2021 ESA Annual Meeting (August 2 - 6)

Canopy spectral reflectance detects oak wilt in red oaks across the landscape

On Demand
Gerard Sapes, Department of Ecology, Evolution, and Behavior, University of Minnesota;
Background/Question/Methods

Oak wilt, a disease caused by the invasive fungal pathogen Bretziella fagacearum, is one of the greatest threats to oak trees in the Midwest. Consequently, there is increasing interest in early detection and monitoring of its spread. Canopy spectral reflectance is influenced by chemical and structural traits of species and their physiological status, information that can be combined to identify diseased oaks. Here, we develop statistical models for oak wilt detection at the landscape scale using imaging spectroscopy data collected by two airborne systems covering different wavelength ranges (400-1100 nm, visible to near infrared, and 400-2500 nm, visible to short-wave infrared, respectively). We coupled ground-level tree identification and symptomatic crown surveys with airborne imaging spectroscopy to identify potential host species – the vulnerable red oaks-- and to detect oak wilt at early stages of disease development in a temperate, mixed hardwood forest. We compared different wavelength ranges and flight times to assess the contribution of the short-wave infrared and the timing of data collection for oak wilt assessments. Finally, we tested the extent to which spectral indices associated with canopy physiological attributes, including photoprotective pigment content, photosynthetic function, and water status, were capable of differentiating healthy and diseased red oaks.

Results/Conclusions

We achieved high accuracy through a stepwise classification process. We first distinguished oaks from other species (90% accuracy), then red oaks from white oaks (93% accuracy), and, lastly, diseased from healthy trees (80% accuracy). Our results indicate that analytical approaches that include the short-wave infrared regions of the reflectance spectrum provide statistically simpler and more accurate models. Additionally, we identified several spectral indices associated with physiological status that detected statistically significant differences between healthy and diseased trees.
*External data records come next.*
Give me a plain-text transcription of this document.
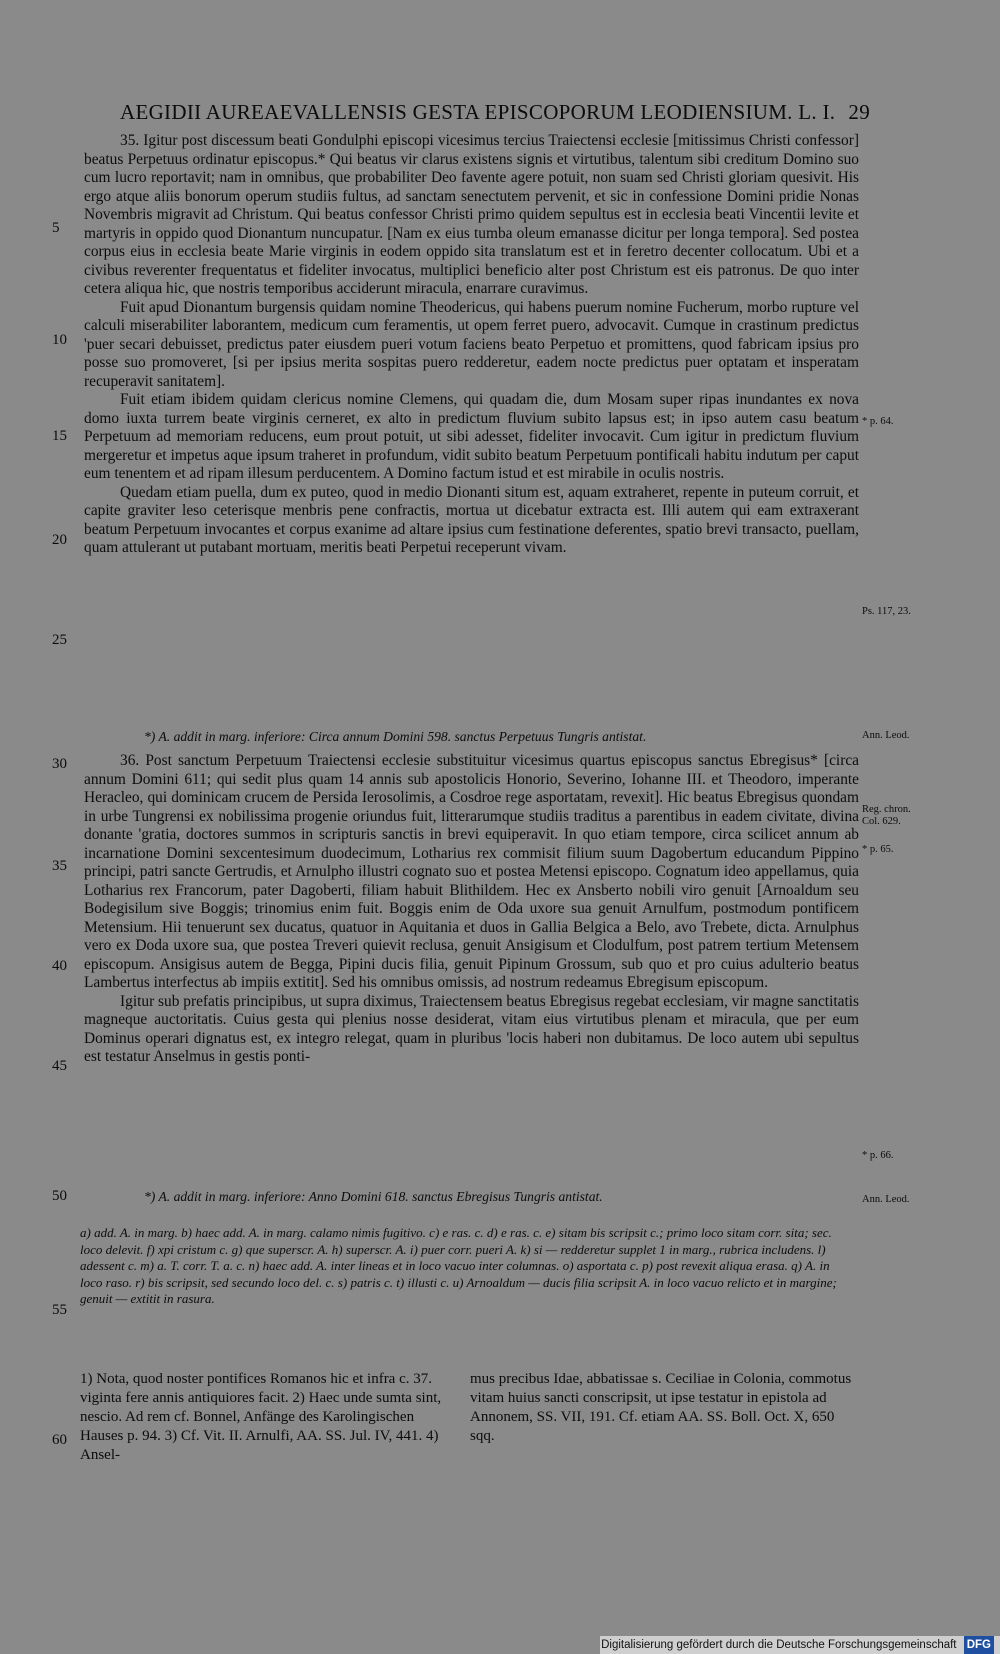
AEGIDII AUREAEVALLENSIS GESTA EPISCOPORUM LEODIENSIUM. L. I. 29

35. Igitur post discessum beati Gondulphi episcopi vicesimus tercius Traiectensi ecclesie [mitissimus Christi confessor] beatus Perpetuus ordinatur episcopus.* Qui beatus vir clarus existens signis et virtutibus, talentum sibi creditum Domino suo cum lucro reportavit; nam in omnibus, que probabiliter Deo favente agere potuit, non suam sed Christi gloriam quesivit. His ergo atque aliis bonorum operum studiis fultus, ad sanctam senectutem pervenit, et sic in confessione Domini pridie Nonas Novembris migravit ad Christum. Qui beatus confessor Christi primo quidem sepultus est in ecclesia beati Vincentii levite et martyris in oppido quod Dionantum nuncupatur. [Nam ex eius tumba oleum emanasse dicitur per longa tempora]. Sed postea corpus eius in ecclesia beate Marie virginis in eodem oppido sita translatum est et in feretro decenter collocatum. Ubi et a civibus reverenter frequentatus et fideliter invocatus, multiplici beneficio alter post Christum est eis patronus. De quo inter cetera aliqua hic, que nostris temporibus acciderunt miracula, enarrare curavimus.

Fuit apud Dionantum burgensis quidam nomine Theodericus, qui habens puerum nomine Fucherum, morbo rupture vel calculi miserabiliter laborantem, medicum cum feramentis, ut opem ferret puero, advocavit. Cumque in crastinum predictus 'puer secari debuisset, predictus pater eiusdem pueri votum faciens beato Perpetuo et promittens, quod fabricam ipsius pro posse suo promoveret, [si per ipsius merita sospitas puero redderetur, eadem nocte predictus puer optatam et insperatam recuperavit sanitatem].

Fuit etiam ibidem quidam clericus nomine Clemens, qui quadam die, dum Mosam super ripas inundantes ex nova domo iuxta turrem beate virginis cerneret, ex alto in predictum fluvium subito lapsus est; in ipso autem casu beatum Perpetuum ad memoriam reducens, eum prout potuit, ut sibi adesset, fideliter invocavit. Cum igitur in predictum fluvium mergeretur et impetus aque ipsum traheret in profundum, vidit subito beatum Perpetuum pontificali habitu indutum per caput eum tenentem et ad ripam illesum perducentem. A Domino factum istud et est mirabile in oculis nostris.

Quedam etiam puella, dum ex puteo, quod in medio Dionanti situm est, aquam extraheret, repente in puteum corruit, et capite graviter leso ceterisque menbris pene confractis, mortua ut dicebatur extracta est. Illi autem qui eam extraxerant beatum Perpetuum invocantes et corpus exanime ad altare ipsius cum festinatione deferentes, spatio brevi transacto, puellam, quam attulerant ut putabant mortuam, meritis beati Perpetui receperunt vivam.

*) A. addit in marg. inferiore: Circa annum Domini 598. sanctus Perpetuus Tungris antistat.

36. Post sanctum Perpetuum Traiectensi ecclesie substituitur vicesimus quartus episcopus sanctus Ebregisus* [circa annum Domini 611; qui sedit plus quam 14 annis sub apostolicis Honorio, Severino, Iohanne III. et Theodoro, imperante Heracleo, qui dominicam crucem de Persida Ierosolimis, a Cosdroe rege asportatam, revexit]. Hic beatus Ebregisus quondam in urbe Tungrensi ex nobilissima progenie oriundus fuit, litterarumque studiis traditus a parentibus in eadem civitate, divina donante 'gratia, doctores summos in scripturis sanctis in brevi equiperavit. In quo etiam tempore, circa scilicet annum ab incarnatione Domini sexcentesimum duodecimum, Lotharius rex commisit filium suum Dagobertum educandum Pippino principi, patri sancte Gertrudis, et Arnulpho illustri cognato suo et postea Metensi episcopo. Cognatum ideo appellamus, quia Lotharius rex Francorum, pater Dagoberti, filiam habuit Blithildem. Hec ex Ansberto nobili viro genuit [Arnoaldum seu Bodegisilum sive Boggis; trinomius enim fuit. Boggis enim de Oda uxore sua genuit Arnulfum, postmodum pontificem Metensium. Hii tenuerunt sex ducatus, quatuor in Aquitania et duos in Gallia Belgica a Belo, avo Trebete, dicta. Arnulphus vero ex Doda uxore sua, que postea Treveri quievit reclusa, genuit Ansigisum et Clodulfum, post patrem tertium Metensem episcopum. Ansigisus autem de Begga, Pipini ducis filia, genuit Pipinum Grossum, sub quo et pro cuius adulterio beatus Lambertus interfectus ab impiis extitit]. Sed his omnibus omissis, ad nostrum redeamus Ebregisum episcopum.

Igitur sub prefatis principibus, ut supra diximus, Traiectensem beatus Ebregisus regebat ecclesiam, vir magne sanctitatis magneque auctoritatis. Cuius gesta qui plenius nosse desiderat, vitam eius virtutibus plenam et miracula, que per eum Dominus operari dignatus est, ex integro relegat, quam in pluribus 'locis haberi non dubitamus. De loco autem ubi sepultus est testatur Anselmus in gestis ponti-

*) A. addit in marg. inferiore: Anno Domini 618. sanctus Ebregisus Tungris antistat.
a) add. A. in marg. b) haec add. A. in marg. calamo nimis fugitivo. c) e ras. c. d) e ras. c. e) sitam bis scripsit c.; primo loco sitam corr. sita; sec. loco delevit. f) xpi cristum c. g) que superscr. A. h) superscr. A. i) puer corr. pueri A. k) si — redderetur supplet 1 in marg., rubrica includens. l) adessent c. m) a. T. corr. T. a. c. n) haec add. A. inter lineas et in loco vacuo inter columnas. o) asportata c. p) post revexit aliqua erasa. q) A. in loco raso. r) bis scripsit, sed secundo loco del. c. s) patris c. t) illusti c. u) Arnoaldum — ducis filia scripsit A. in loco vacuo relicto et in margine; genuit — extitit in rasura.
1) Nota, quod noster pontifices Romanos hic et infra c. 37. viginta fere annis antiquiores facit. 2) Haec unde sumta sint, nescio. Ad rem cf. Bonnel, Anfänge des Karolingischen Hauses p. 94. 3) Cf. Vit. II. Arnulfi, AA. SS. Jul. IV, 441. 4) Ansel-
mus precibus Idae, abbatissae s. Ceciliae in Colonia, commotus vitam huius sancti conscripsit, ut ipse testatur in epistola ad Annonem, SS. VII, 191. Cf. etiam AA. SS. Boll. Oct. X, 650 sqq.
5
10
15
20
25
30
35
40
45
50
55
60
* p. 64.
Ps. 117, 23.
Ann. Leod.
Reg. chron. Col. 629.
* p. 65.
* p. 66.
Ann. Leod.
Digitalisierung gefördert durch die Deutsche Forschungsgemeinschaft DFG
Overall, these indices better differentiated healthy and diseased oak trees during late summer, especially indices associated with canopy photosynthetic and water status performed particularly well. In summary, our results from classification models and physiological indices indicate that detection accuracy increases when late summer data are used, likely because physiological decline in diseased trees is more pronounced. Our study suggests that managers can use a combination of models developed for imaging spectroscopy and multispectral indices across the landscape and at the stand level to detect oak wilt at early stages of disease development, and potentially before the pathogen has spread to surrounding healthy trees.